Roomzilla: Going beyond its meeting room booking system, Roomzilla includes hot desking and interactive office maps, with the ability to schedule desks right from the map. Rooms and other resources can be blocked off for cleaning and sanitizing. Integration with Google or Microsoft 365 calendar available.

SharingCloud Instant Flex: Part of SharingCloud’s other services (such as videoconference booking, guest booking, and meeting rooms), Instant Flex manages hot-desking and flexible office scenarios. Booking can be done through a web portal, mobile app, QR code integration with the company’s BoxPad hardware, or with infrared presence sensors linked to the Sigfox network. With an RFID/NFC reader, a company badge can be swiped across the screen for the LED to turn instantly red, authenticating a booking. A no-show feature releases the desk if booking is not confirmed, releasing it for others to use.

Skedda: Scheduling software for meeting rooms, sports venues, academic labs, professional studios, and other types of “spaces.” Includes self-service desk booking, with hoteling, hot desk, and seat allocation options. Other features include interactive floor plans and maps with directions, advanced data security, and single-sign on (via SAML SSO).

SmartSpace Global: Meeting room management software that includes desk hoteling and hot desk booking. Features include social distance and contact tracing; booking via office displays, mobile devices, or web browsers; and wayfinding to help users find their desk. Desk space usage monitoring and reporting via sensors let you track which desks are being used, see data usage patterns over time, and discover underutilized desks and workspace pain points.

Space Connect: Part of a meeting room and visitor management platform, Space Connect also offers desk management. Via mobile app, users can locate and book available desks or check in to vacant desks inside the office. Features include passive desk check-in/out via docking stations or sensors, desk and colleague wayfinding, and desk usage data analytics.

SpaceIQ: ​​Meeting room management software that also offers desk booking options, including social distancing features, mandatory reservations, contact tracing, mobile check-in, push notifications, and calendar integration. A wireless e-ink display at each desk can show custom messages and other details about the desk status, including identification of the current and next employee booked.

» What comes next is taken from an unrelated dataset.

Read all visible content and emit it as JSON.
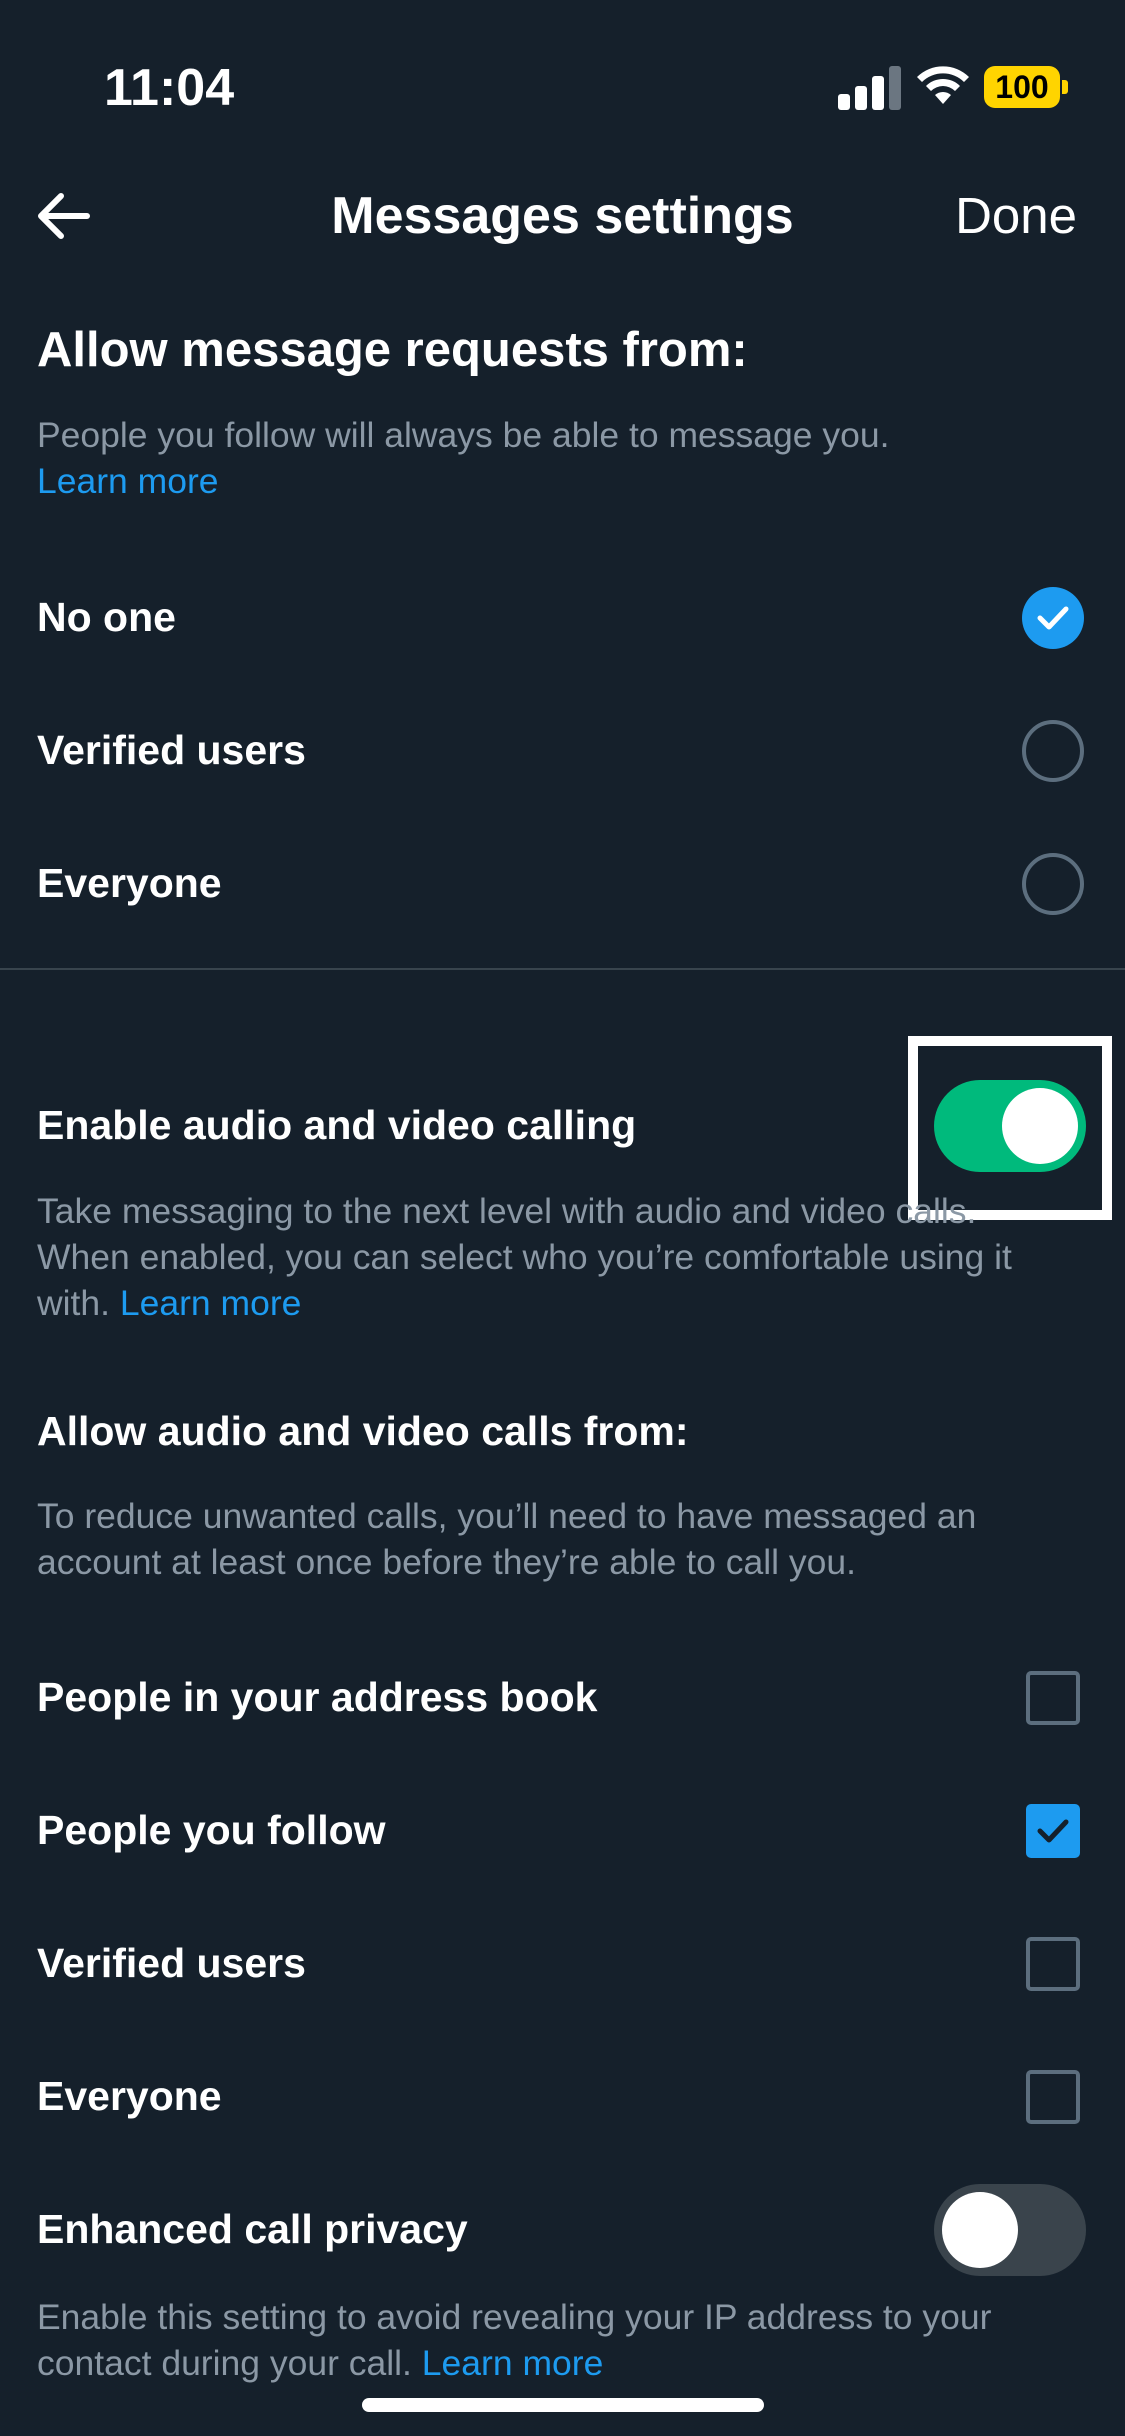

StaffMap: Part of Browse Lab’s location mapping software offering that also offers asset management, move management, and meeting room scheduling. StaffMap supports time-based desk booking (an hour, a day, or other length of time), reservations from maps, and integration with Azure AD.

Teem by iOFFICE: Teem is hot-desk booking and desk hoteling software that was purchased by iOFFICE, which makes workplace and facilities management software. Features include hot desking, booking via mobile device, real-time availability, amenities filter, ad hoc booking, capacity management, and utilization analytics.

Tribeloo: Cloud-based desk management and meeting room platform; includes artificial intelligence features that can automatically assign workspaces to employees. Desk-booking features include team locator, mobile device reservation, and maps. Also offers targeted cleaning, contact tracing, SSO, analytics, office manager dashboards, integration with Outlook and Google Calendar, and automated emails for employee communications. Hardware integrations include support for touch displays, tablets, and desk sensors, along with QR code and NFC tags.

YArooms: Desk booking is part of this hybrid workplace software that also includes meeting room scheduling. Desk booking includes hot-desking and hoteling, with web interfaces; mobile app; and Outlook, iCal, and Microsoft Teams integration. Additional features include capacity enforcement, compliance questionnaires, and interactive floor plans. Desks can be configured with information such as “dual monitors” or “window seat” to help employees find a preferred location.